I hate to feel sick of working already when it’s my first year. But I feel useless and like I can’t ever be up to the level everyone else is on, and I’ll always be such a no good underperformer. I used to think I was smart but it’s not book smarts you need. It’s being normal, knowing how everyone else thinks, and creating systems that follow the normal thinking patterns that I’m clueless on. I’m sick of not having any energy, being so short of breath, coughing & gagging like a smoker when I’ve never smoked, being tired all the time and overall physically unable to perform in life like everybody else. I realized I’d have less to get by if I did get a full time job. Because there is no true full time. So that’d be 30 hrs a week at best, at 10 an hour, every 2 weeks, minus 35% tax, $300 owed for rent and $50 needed for bus every pay period. I actually survive better on less because I get paid weekly, earn more than min wage, and so I just need $190 for rent and bus every week. So what’s the motivation to work? I feel like I’m not good at anything, and I’m just in the way and am surely resented for it. This shit will never end and I can’t climb out because it would take some talent, skill or ability to get ahead and I’ve got absolutely nothing. I wasn’t given anything but a disabled body to make me completely worthless to the world.
3 comments
hey disgusting I just got to read your post. I thought you were beginning to enjoy your job?
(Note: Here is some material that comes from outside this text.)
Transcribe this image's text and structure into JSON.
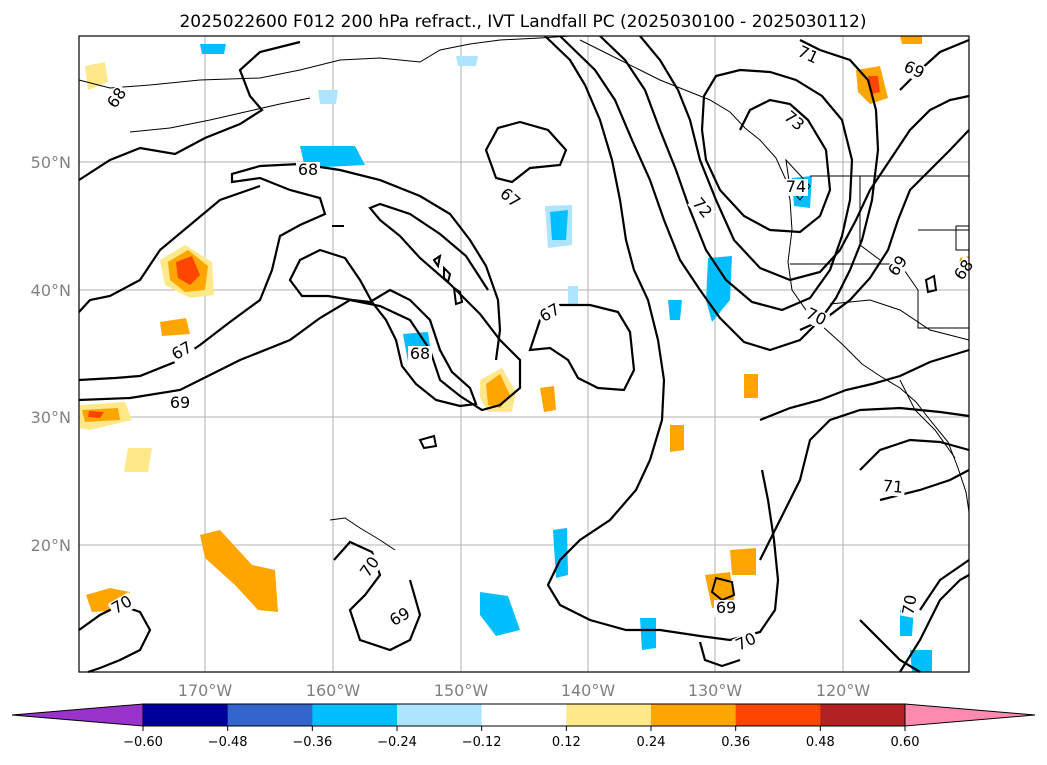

I do in some ways. I got really stressed there for a while and felt like an equal coworker was taking over and I was getting irritated being told what to do and nothing ever being good enough, because I think I have creative vision and I hate that everyone steps all over it and just wants to see their vision. But now that I’m caught up to speed, and know what all he has been working on, he’s done an amazing job of getting shit together. I’m scatterbrained as hell, and I could’ve never put it all together like he did. So I’m left feeling stupid and useless and like I’m not good at anything. 🙁
That really sucks you feel that way. I’m thinking you were placed in this position by your manager for a good reason though. And that you recognize that your colleague is doing a good job is important. A lot of people would only have their own selfish interests in mind.